Crítica | O Canhoneiro do Yang-Tsé
Filmes como esse nos lembram porque os Estados Unidos investem tanto em Hollywood: propaganda política, ainda mais em 66. A intervenção da América na Ásia era maciça, para impedir que o comunismo se espalhasse cada vez mais, enfraquecendo o capitalismo do Tio Sam. Soldados invadiam o sul do Vietnã aos milhares, e a guerra no país dos bambus ainda iria demorar 10 anos para terminar. Como exportar a boa imagem de um imperialismo assim, se não pelo Cinema? Em uma determinada cena, chineses estão literalmente enjaulados, enquanto sorriem, como se essa fosse a condição natural deles: animais, em jaulas. Do outro lado da cerca, temos um Steve McQueen feliz com sua roupa limpa de marujo, conversando com uma loira, como se o mundo estivesse em perfeita harmonia. O Canhoneiro do Yang-Tsé é um dos mais puros e orgulhosos exageros patrióticos que a filmografia dos Estados Unidos já produziu (a Marvel disfarça muito melhor os ideais imperialistas do país, hoje em dia).
O ano aqui é 1926, e o comunismo só cresce numa China muito dividida entre a soberania do PCC (Partido Comunista Chinês), e influências estrangeiras da época. Com missionários americanos presos e traidores do movimento nacionalista torturados pelo povo, em praça pública, a tensão no país está instalada (e estaria até 1949, com a proclamação da República Popular da China). Um ano antes da grande rebelião de Shanghai, visando unificar o país em torno de um sistema e uma moeda, apenas, o engenheiro Jake Holman (Steve McQueen) estaciona o canhoneiro de São Pablo, lotado de militares americanos, no lago de Yang-Tsé, prestes a encarar a grande missão coletiva da sua vida: libertar os missionários conterrâneos. A volta para os Estados Unidos é incerta, mas nem Holman nem ninguém pensa nisso: a tripulação não quer sujar as mãos de sangue, ainda mais ao perceberem o valor da população chinesa, tão humanos como eles, com a amizade e até o amor surgindo entre marujos, e nativos. Mas a pressão militar é clara, e o senso humanitário não pode desvirtuar nenhum senso de dever.
Com um cenário político desses, e um conflito de interesses já estabelecido para Holman e seus colegas soldados, o cineasta Robert Wise, ao lado do roteirista Robert Anderson, adapta o livro de Richard McKenna de uma forma insegura, mas ambiciosa. Ambiciosa pela duração inexplicável (mais de 3 horas, esticando as cenas de propósito), e insegura pela visão conciliatória e hipócrita que o cineasta tenta transmitir nas relações dos personagens, contraditória na segunda parte do filme quando os americanos são expulsos da China, mas a missão não pode acabar, e uma violência de cunho racista explode sem pudores em bares, templos e no próprio barco cheio de armas.
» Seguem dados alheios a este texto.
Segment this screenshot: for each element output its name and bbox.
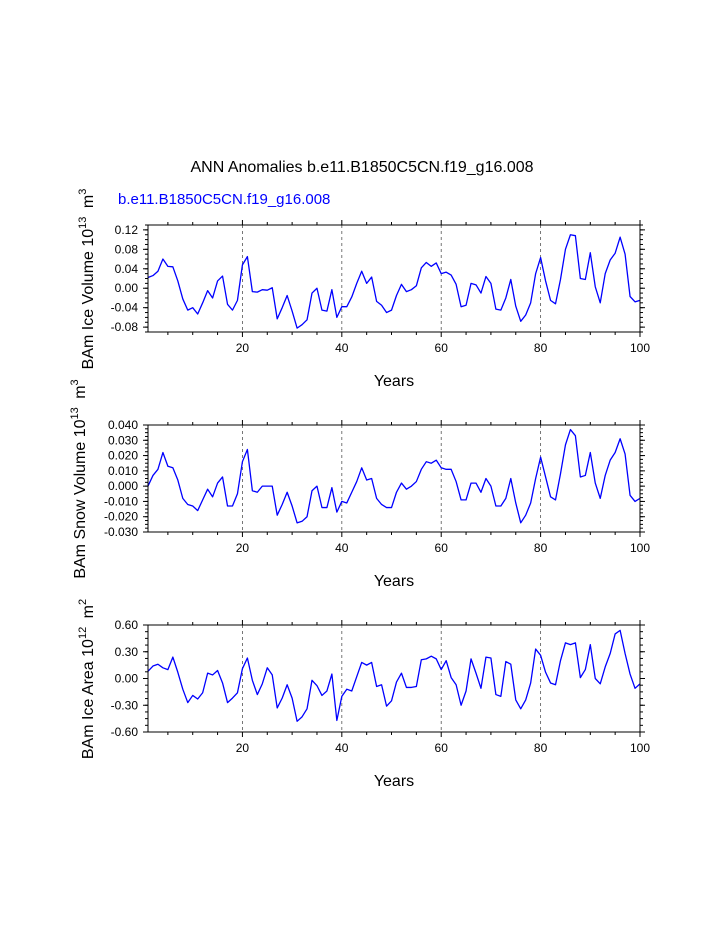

Parece que Wise tentou esconder ao máximo que seu filme era um panfleto político estadunidense, mas no final, não houve manobra para continuar a enganar o público e ele acabou optando pela incoerência, na trama. O Canhoneiro de Yang-Tsé foi indicado a 8 Oscars, perdeu todos, mas deveria ter ganho Melhor Fotografia pelo trabalho de Joseph MacDonald. Essa sim, o melhor aspecto do filme.